As an alternative to the current rolling and joining techniques, spin formed metallic packages have been contemplated as another approach to manufacturing aftertreatment devices. In general, spin forming is known as a very flexible manufacturing method that minimizes tooling expense versus other traditional methods. Spin forming techniques typically employ discs or tubes of metal that are rotated at high speeds and are cold formed (i.e. at ambient temperature) into a die to shape an outside diameter or onto a mandrel to shape an inside diameter. Spin forming has been known to be useful in generally forming circle shaped components, but has not been suitably developed in the area of catalyst formation.

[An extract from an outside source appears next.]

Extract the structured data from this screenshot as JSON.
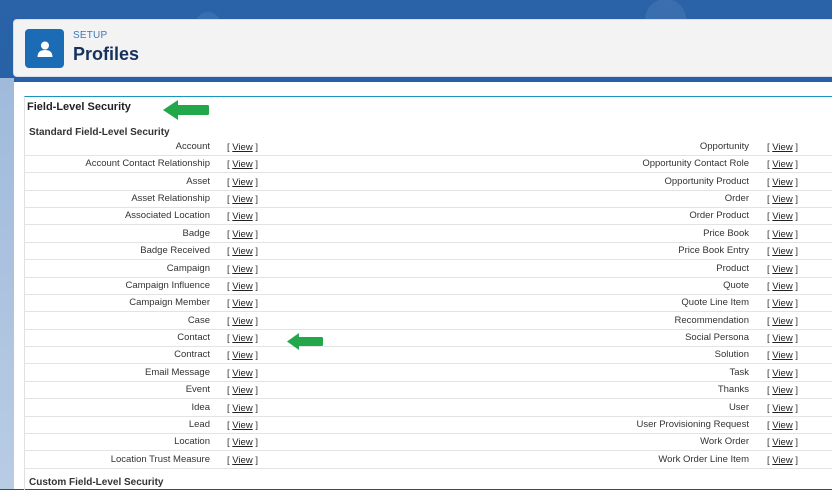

Unfortunately, current attempts to produce aftertreatment devices using spin forming techniques form the shell directly to the catalyst substrate. This formation technique results in, for example metal to metal contact between the shell and the mantle of the catalyst substrate, or perhaps metal to ceramic contact between the shell and the substrate. Such direct contact between the shell and the catalyst substrate can have a propensity to vibrate during extended operation either creating acute noise, vibration, and harshness (NVH) issues, or resulting in chronic failure of the overall device due to mechanical fatigue. Further, a viable joint between the inside of the shell and the outside of the catalyst substrate cannot consistently be achieved. As a result, leakage of exhaust gas and blowby around or past the catalyst substrate without being treated can lead to degradation of emissions performance. In examples where a ceramic catalyst substrate is employed, the use of spin forming the shell and the catalyst substrate in direct contact can also cause cracking of the catalyst substrate and render it unworkable. Catalyst washcoat spalling and loss of catalyst chemical performance can present further problems in such designs. These drawbacks are of particular concern for catalyst devices that are of an elliptical or other odd shape and that are not the shape of a circle. Where OEMs require catalyst devices with geometry that cannot be defined by a single parameter such as a radius, such current attempts are not practicable.
Ceramic mats have been used to seal various catalyst substrates in for example a diesel oxidation catalyst (DOC), diesel particulate filter (DPF), selective catalytic reduction (SCR) systems, NOx adsorber catalyst (NAC), partial filter and urea hydrolysis catalyst (UHC), and precious metals catalysts. These catalysts, however, do not undergo a spin forming process. Rather, these rigid elements are captured by sizing the compliant mat with the rigid aftertreatment shell to achieve appropriate gap bulk density (GBD) targets required for element retention.
Despite existing technology, there remains a challenge to bring to production and to improve upon catalyst devices such as closed coupled catalysts, in terms of acceptable reliability and durability, and while capably taking advantage of spin forming production techniques.